House, CUC mull re-hiring guest workers
House Vice Speaker Joseph Deleon Guerrero has been talking with Commonwealth Utilities Corp.’s executive director Antonio Muña on the need for CUC to rehire guest workers due to severe manpower shortage and engine problems occurring almost daily at the Power Plant 1 in Lower Base.
Deleon Guerrero said the law that caused CUC not renew the contracts of long-time nonresident workers had reduced the number of mechanics, assistants, and technicians at Power Plant 1 alone from 42 down to 24 or 26.
He noted that the Power Plant situation worsened as the manpower shortage was compounded by power engine problems.
“Their current staff [at Power Plant 1] are basically getting burned out,” Deleon Guerrero told Saipan Tribune. “When you lack manpower, you make people go on overtime and that’s a cost itself.”
The vice speaker has been discussing the manpower issue with Muña to see if CUC could justify to the Legislature how to accommodate the manpower shortfall.
“They still have people, but do they have enough people, especially now when almost everyday there is an engine going down?” he asked.
Because of a sunset provision in the law, the contracts of CUC’s nonresident employees were not renewed and some of them, like engineers, have contracts that will be expiring in September this year.
Deleon Guerrero said there is a need to revisit the law—at least in the interim until power engines at Power Plant 1 are rehabilitated and power producer Aggreko International comes in.
“We’re looking at possibly allowing CUC to hire [guest workers] again if it can demonstrate that they have tried to hire from the resident workforce. But if there is not enough qualified people, then I guess they can justify that,” he said.
Deleon Guerrero said he has asked Muña to justify the number of guest workers needed—at least to be able to man the engines at Power Plant 1.

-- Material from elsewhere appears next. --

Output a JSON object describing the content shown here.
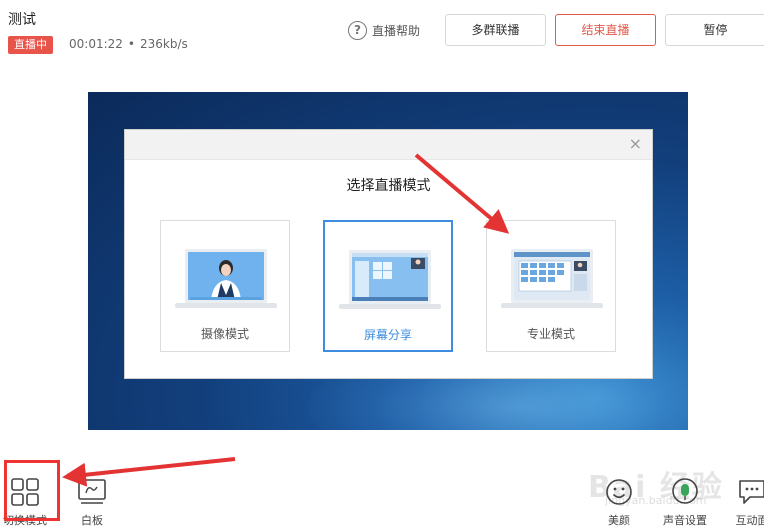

In the case of non-engineers such as technicians, they could be trained but it would take two to three years to get them certified.

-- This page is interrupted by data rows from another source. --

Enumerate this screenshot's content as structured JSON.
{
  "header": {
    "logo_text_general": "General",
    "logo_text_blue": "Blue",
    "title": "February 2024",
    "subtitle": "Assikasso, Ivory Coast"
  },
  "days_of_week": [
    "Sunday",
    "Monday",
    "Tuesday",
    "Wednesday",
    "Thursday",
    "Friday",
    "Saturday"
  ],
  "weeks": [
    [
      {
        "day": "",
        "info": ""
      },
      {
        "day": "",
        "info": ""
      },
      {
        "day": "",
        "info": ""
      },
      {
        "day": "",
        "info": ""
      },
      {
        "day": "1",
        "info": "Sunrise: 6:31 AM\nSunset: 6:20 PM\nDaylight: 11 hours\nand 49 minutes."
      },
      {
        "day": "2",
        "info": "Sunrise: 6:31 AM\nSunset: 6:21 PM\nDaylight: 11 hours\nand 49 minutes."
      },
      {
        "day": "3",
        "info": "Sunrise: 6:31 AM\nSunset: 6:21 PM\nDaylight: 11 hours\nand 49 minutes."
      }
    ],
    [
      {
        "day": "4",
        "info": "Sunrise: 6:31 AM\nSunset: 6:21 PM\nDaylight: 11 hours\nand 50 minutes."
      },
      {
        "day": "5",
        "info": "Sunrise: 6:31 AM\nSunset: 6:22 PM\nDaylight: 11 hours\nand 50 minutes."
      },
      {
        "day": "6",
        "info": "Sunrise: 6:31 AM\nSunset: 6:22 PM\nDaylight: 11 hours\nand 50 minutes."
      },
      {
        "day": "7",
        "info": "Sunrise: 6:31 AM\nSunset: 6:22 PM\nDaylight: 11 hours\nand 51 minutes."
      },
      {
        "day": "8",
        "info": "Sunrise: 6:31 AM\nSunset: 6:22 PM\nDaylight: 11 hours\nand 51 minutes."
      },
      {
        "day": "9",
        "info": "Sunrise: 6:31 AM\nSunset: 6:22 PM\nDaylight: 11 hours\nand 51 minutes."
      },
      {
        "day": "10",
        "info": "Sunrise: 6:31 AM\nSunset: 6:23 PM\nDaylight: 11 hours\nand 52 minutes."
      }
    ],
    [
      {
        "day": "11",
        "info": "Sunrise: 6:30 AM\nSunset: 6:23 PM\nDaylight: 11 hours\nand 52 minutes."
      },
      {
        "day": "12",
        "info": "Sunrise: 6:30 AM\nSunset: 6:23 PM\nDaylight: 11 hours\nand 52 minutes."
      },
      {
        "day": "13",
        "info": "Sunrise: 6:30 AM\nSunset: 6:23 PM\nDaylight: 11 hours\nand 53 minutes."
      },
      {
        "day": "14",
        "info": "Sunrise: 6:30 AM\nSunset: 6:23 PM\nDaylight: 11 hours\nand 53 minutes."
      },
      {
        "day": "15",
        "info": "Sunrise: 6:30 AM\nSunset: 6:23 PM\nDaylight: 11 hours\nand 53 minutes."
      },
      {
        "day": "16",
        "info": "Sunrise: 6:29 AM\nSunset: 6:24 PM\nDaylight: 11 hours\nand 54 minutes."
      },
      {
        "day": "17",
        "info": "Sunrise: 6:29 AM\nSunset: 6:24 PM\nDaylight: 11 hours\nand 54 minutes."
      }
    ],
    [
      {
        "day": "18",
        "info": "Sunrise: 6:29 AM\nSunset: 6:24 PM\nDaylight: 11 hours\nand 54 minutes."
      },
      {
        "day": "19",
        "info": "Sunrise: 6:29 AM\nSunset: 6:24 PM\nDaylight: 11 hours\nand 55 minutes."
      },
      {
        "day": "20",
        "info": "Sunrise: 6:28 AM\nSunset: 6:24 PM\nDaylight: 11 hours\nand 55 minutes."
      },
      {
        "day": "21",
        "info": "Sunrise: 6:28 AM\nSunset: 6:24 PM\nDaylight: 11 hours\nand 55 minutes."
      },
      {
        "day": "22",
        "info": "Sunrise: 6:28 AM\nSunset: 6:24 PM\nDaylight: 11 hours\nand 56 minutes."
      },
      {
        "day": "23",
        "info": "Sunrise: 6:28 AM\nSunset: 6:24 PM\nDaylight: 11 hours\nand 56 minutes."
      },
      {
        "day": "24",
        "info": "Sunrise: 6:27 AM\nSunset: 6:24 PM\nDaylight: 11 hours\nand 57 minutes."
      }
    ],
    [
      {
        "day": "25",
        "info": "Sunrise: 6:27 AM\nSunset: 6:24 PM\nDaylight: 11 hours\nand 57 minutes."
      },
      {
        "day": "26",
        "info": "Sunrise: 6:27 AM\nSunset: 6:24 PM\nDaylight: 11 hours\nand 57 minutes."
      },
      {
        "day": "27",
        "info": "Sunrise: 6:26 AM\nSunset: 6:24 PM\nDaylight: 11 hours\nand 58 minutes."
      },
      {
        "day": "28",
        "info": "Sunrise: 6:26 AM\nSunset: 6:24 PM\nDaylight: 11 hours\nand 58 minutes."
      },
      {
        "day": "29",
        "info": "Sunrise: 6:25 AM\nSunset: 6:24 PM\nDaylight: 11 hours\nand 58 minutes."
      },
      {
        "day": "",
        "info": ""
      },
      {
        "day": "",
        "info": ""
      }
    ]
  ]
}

“At least for the meantime, in the next year or two, we need to revisit the issue and extend the sunset provision,” Deleon Guerrero said.

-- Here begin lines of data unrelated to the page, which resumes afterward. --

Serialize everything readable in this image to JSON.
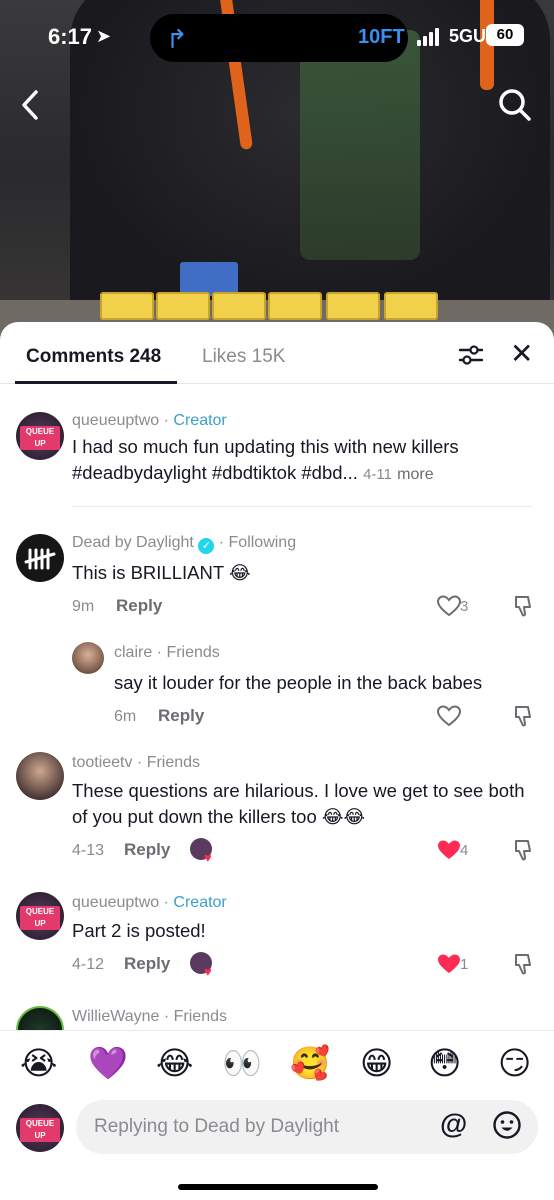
{
  "status_bar": {
    "time": "6:17",
    "distance": "10FT",
    "network": "5GUW",
    "battery": "60"
  },
  "header": {
    "back": "back",
    "search": "search"
  },
  "tabs": {
    "comments": "Comments 248",
    "likes": "Likes 15K"
  },
  "comments": [
    {
      "username": "queueuptwo",
      "badge": "Creator",
      "text": "I had so much fun updating this with new killers #deadbydaylight #dbdtiktok #dbd...",
      "date": "4-11",
      "more": "more"
    },
    {
      "username": "Dead by Daylight",
      "badge": "Following",
      "text": "This is BRILLIANT 😂",
      "time": "9m",
      "reply": "Reply",
      "likes": "3"
    },
    {
      "username": "claire",
      "badge": "Friends",
      "text": "say it louder for the people in the back babes",
      "time": "6m",
      "reply": "Reply"
    },
    {
      "username": "tootieetv",
      "badge": "Friends",
      "text": "These questions are hilarious. I love we get to see both of you put down the killers too 😂😂",
      "date": "4-13",
      "reply": "Reply",
      "likes": "4"
    },
    {
      "username": "queueuptwo",
      "badge": "Creator",
      "text": "Part 2 is posted!",
      "date": "4-12",
      "reply": "Reply",
      "likes": "1"
    },
    {
      "username": "WillieWayne",
      "badge": "Friends"
    }
  ],
  "emoji_bar": [
    "😭",
    "💜",
    "😂",
    "👀",
    "🥰",
    "😁",
    "😳",
    "😏"
  ],
  "input": {
    "placeholder": "Replying to Dead by Daylight",
    "at": "@"
  },
  "colors": {
    "creator": "#3aa0c8",
    "like_red": "#fe2c55",
    "verified": "#20d5ec"
  }
}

In September 2007, more than 20 nonresident workers plus six engineers stopped working at CUC after the sunset provision came into effect. Since that time, no law has been passed allowing CUC to keep employing alien workers.
Then CUC spokesperson Pamela Mathis told Saipan Tribune that they have been asking the Legislature to extend the legal deadline.
The Northern Marianas College does not have an engineering program nor a diesel engine maintenance program.
“With those limitations in the CNMI, plus the expectations for reliable power, it put us in a really tough position,” Mathis had said.
In 2005, then governor Juan N. Babauta signed bills into law extending the employment of over a hundred nonresident workers in some government offices, including at CUC, for one to five years. That measure allowed CUC to keep its nonresident engineers and power plant mechanics until Sept. 30, 2007.